Reporting a plunge in the value of transactions carried out in Europe last year, the firm predicted “sensible” mid-market deals would replace headline-grabbing mergers as the norm in the post-crisis landscape.
Just under €30bn (£27.2bn) of private equity deals were carried out in 2009, according to Mergermarket. The figure is a year-on-year slump of 64 per cent, with buyout houses including CVC Capital Partners and Apax carrying out 45 per cent fewer deals across the continent in total.
Of the mergers completed, only four per cent involved a target company with a market capitalisation of more than €500m – less than half the proportion of a year earlier.
Mergermarket analyst Tom Coughlan said: “A ‘back to basics’ approach by the asset class is one of the most significant by-products of the economic downturn and is no bad thing… The heady days of near-free and easy debt are certainly over.”

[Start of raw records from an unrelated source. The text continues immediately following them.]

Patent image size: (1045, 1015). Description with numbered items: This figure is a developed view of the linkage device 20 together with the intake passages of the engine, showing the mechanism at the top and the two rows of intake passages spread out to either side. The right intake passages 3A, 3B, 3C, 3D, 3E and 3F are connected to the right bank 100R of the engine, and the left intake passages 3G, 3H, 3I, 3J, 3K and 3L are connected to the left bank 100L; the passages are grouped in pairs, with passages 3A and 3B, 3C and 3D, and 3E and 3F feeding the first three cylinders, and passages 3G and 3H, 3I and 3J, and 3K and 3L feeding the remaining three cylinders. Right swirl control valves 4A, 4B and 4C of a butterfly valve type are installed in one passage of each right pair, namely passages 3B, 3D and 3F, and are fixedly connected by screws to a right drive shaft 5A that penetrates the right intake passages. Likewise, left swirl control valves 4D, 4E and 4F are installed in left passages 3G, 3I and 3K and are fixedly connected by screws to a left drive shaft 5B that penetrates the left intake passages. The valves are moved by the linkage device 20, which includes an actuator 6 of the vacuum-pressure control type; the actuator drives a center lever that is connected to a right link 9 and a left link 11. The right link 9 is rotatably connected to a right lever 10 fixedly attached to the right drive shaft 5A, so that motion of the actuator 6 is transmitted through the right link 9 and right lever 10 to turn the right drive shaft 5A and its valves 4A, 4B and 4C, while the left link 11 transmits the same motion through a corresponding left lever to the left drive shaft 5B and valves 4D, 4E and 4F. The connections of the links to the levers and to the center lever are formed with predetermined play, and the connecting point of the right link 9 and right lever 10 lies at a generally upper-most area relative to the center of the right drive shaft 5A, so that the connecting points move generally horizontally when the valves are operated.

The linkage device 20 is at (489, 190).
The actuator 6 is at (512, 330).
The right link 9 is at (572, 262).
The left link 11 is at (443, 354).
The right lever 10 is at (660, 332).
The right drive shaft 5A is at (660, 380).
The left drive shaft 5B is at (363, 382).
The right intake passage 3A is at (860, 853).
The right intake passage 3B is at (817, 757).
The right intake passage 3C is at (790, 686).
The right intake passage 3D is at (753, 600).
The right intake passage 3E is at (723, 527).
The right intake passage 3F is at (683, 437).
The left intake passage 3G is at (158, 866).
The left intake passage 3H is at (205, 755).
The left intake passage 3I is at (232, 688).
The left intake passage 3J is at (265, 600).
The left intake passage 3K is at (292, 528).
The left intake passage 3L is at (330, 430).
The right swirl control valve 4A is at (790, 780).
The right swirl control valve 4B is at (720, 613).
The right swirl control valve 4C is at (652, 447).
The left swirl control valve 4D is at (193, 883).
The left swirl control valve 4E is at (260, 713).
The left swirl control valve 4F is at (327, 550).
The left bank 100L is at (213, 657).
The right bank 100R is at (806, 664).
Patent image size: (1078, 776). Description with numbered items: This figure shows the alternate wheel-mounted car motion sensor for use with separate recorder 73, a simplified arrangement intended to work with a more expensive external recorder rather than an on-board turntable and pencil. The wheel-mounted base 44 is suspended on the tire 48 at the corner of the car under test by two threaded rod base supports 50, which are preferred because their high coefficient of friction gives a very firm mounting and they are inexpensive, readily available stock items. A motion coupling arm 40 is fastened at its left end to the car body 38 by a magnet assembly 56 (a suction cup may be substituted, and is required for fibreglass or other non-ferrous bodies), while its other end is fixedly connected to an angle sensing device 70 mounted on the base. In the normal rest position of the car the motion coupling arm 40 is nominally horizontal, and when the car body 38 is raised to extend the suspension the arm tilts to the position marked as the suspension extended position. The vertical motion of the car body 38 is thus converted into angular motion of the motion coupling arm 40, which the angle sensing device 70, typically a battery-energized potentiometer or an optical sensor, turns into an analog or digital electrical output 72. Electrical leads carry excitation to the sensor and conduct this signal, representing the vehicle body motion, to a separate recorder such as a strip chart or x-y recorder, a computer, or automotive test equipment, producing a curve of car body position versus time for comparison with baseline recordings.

One banker agreed in principle, saying: “The debt markets are not there to support the leveraged deals of old. This will particularly hit funds which made money out of leverage and multiple arbitrage.”
Simon Walker, chief executive of the British Venture Capital Association, added that mid-market deals had long been the mainstay of the UK industry.
Citing recent job-saving rescues of Crown Paints and DavyMarkham, Walker added: “Small-scale turnaround private equity activity is where we’re going to contribute most to the economy in the next few years provided regulation doesn’t stifle it.”